O que sei, meus amigos, é que sou passageiro do trem que quase descarrilhou, mas que voltei. Sou mensageiro do mundo que vive a margem, do qual ninguém quer ouvir, mas consegui atravessar o portal que nos separa, e ao fazê-lo, felizmente não pude mais voltar para aquela dimensão. Sou enviado dos céus, algumas vezes, para tentar atrair mais gente para essa nossa dimensão, fazer descer do trem que se espatifará, mais cedo ou mais tarde. Sou tradutor de tantas palavras que alguns possuídos não conseguem entender, ou de pedidos que esses mesmos fazem ao nosso mundo. Sou quem precisa estar atento, a todo momento, para não se esquecer do que foi, do que é, e do que pode vir a ser. Devir, devir, devir. Algumas vezes, ilusões. Outras, invenções. A maioria, amor imenso pela vida.

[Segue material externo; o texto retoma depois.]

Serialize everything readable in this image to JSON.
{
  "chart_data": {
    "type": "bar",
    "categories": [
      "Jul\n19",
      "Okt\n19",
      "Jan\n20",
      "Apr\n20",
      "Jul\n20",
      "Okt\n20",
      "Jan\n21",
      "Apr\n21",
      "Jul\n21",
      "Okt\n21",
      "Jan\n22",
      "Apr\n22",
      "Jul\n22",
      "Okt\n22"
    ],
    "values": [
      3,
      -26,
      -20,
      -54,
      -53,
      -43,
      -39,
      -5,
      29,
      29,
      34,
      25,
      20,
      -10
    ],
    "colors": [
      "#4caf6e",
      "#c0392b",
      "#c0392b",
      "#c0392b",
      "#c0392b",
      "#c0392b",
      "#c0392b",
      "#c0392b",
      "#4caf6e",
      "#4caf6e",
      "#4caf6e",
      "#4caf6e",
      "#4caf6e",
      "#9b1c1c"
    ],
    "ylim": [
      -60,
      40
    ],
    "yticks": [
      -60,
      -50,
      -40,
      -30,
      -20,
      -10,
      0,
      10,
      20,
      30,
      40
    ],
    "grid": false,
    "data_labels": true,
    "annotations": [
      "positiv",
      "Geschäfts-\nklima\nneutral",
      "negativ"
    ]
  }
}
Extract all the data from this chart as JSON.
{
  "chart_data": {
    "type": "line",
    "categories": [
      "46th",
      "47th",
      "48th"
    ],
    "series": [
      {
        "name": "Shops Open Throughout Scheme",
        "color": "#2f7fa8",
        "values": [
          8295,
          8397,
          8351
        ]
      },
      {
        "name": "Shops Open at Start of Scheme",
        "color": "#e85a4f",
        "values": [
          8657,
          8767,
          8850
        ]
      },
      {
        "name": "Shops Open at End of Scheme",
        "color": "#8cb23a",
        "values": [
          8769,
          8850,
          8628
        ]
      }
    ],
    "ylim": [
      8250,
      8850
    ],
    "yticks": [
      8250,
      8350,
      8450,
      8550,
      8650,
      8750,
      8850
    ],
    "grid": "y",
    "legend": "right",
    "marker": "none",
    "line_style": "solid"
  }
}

"O presente é tão grande, não nos afastemos. Não nos afastemos muito, vamos de mãos dadas." (Carlos Drummond de Andrade)

Comentários

Roger Xavier disse…
It is my uncle, comrade, friend and godfather ... Why did this with our lives, I know very well what you're talking about. Hugs...
Regina Melchior disse…
Quanta solidão amor... meu coração se contrai ao pensar nesse abandono... me orgulho por você ter saído e mais ainda por poder ajudar quem ainda está. E mais, hoje vc que me resgata, equilibra nossa família, me estabiliza, me cura das minhas aflições de mãe, me apóia nas minhas incertezas profissionais, me faz muito feliz como sua mulher e ainda me recolocou no caminho de Deus! amo você!
Fábio Adiron disse…
Parabéns pela coragem do relato.

Apoio e força para ajudar a colocar outros trems de volta em trilhos que levem para longe do abismo

Abraço
Sabrina disse…
Paulo,
Vc é muito vitorioso...Quando lhe falava brincando de que a vida era mais difícil pra certas pessoas, isso somente se aplica as que conseguem traçar sua prórpia história pelo caminho mais difícil. Você é um exemplo disso, que até mesmo nas dificuldades, teve força pra reagir, recostruir e ser feliz. Você é realmente SUPER!! rs!!
Um abraço de alguém que te admira muito!
Sabrina.
Anônimo disse…
È, que bom que sempre podemos escolher outros caminhos, parabéns pela escolha do seu.
Paulo Cesar disse…
Queridos, obrigado pelas palavras...dessa vez, vou postar apenas no plural mesmo. Até porque não saberia o que dizer a cada um de vocês...
Mas digo de coração: muito obrigado.